In industry, a good CAN stack will usually do one of the following:
-Use an ISR or other interrupt-like task to deal with messages as they come. This is usually done for the rare protocols which use a single ID for all of their messages (CCP is like this).
-Store the latest message in a buffer. There are several variants to this implementation. Depending on how tightly the OS and application are integrated, the buffer either stores the latest message by ID (one message per ID deep) or it depacketizes them into the values within which are stored as variables, and other software reads the variables to get the values when it wants the data.

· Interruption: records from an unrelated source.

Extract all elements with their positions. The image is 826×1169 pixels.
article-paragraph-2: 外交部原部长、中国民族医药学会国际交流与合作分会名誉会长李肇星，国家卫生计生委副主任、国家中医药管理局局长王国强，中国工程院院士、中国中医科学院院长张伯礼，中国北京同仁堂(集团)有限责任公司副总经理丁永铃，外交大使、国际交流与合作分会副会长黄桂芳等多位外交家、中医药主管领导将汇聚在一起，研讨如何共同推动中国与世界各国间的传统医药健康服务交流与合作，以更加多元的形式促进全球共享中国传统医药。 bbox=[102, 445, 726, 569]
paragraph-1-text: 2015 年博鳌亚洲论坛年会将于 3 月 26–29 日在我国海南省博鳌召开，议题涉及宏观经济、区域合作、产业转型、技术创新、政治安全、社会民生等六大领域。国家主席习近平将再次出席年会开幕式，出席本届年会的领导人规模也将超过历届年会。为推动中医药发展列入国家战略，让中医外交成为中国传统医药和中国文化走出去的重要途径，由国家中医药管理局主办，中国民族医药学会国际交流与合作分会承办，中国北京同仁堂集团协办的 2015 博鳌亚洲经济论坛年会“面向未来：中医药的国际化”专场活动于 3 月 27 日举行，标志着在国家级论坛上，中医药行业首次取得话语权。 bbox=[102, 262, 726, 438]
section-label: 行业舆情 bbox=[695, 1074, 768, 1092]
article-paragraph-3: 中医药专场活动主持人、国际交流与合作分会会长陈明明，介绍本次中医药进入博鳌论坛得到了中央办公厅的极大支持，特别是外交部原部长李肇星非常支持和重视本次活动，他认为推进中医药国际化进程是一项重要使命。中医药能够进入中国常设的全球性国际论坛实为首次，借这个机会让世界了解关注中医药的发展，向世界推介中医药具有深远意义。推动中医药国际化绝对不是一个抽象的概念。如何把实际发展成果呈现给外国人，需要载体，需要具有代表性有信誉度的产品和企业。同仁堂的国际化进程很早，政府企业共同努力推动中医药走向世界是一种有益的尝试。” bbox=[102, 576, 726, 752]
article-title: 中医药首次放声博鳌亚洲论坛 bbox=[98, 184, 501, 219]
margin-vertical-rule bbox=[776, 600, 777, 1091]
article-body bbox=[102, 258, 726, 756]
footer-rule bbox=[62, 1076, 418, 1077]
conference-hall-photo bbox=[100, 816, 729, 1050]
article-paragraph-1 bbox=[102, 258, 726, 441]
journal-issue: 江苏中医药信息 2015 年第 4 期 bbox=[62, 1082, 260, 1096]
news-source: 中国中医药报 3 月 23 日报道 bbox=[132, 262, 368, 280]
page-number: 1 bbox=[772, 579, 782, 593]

The ideal way to do CAN is purely isochronously. Every loop, in an ideal world, the Jaguar would send out all of it's status data at a frequency which is fixed (100hz seems good for a 1M CAN bus). Every loop, the application code on the cRio would send out all important dynamic Jaguar parameters in a single message, using all 8 bytes to save packet overhead. Less important data gets sent less frequently, e.g. 10hz or 50hz or 20hz, to reduce bus load.

For some reason, the *IMHO REALLY BAD DESIGN* current CAN stack waits for an Ack on everything by default (the Set can act isochronously, but nothing else does). It should just spam the Jaguar with a configuration packet at 20hz and setpoint/speed commands at 100hz and be done, and the Jaguar should pack it's messages more efficiently (e.g. full 8-byte utilization, with sub-8bit parameters packed tightly). This would allow you to send all of the non-static configuration parameters fast enough to not care if it resets and not monitor for it.



So, to answer your original question, a well-designed CAN stack would buffer exactly one of each message ID, the latest one, but the FRC CAN system isn't exactly 'well-designed'.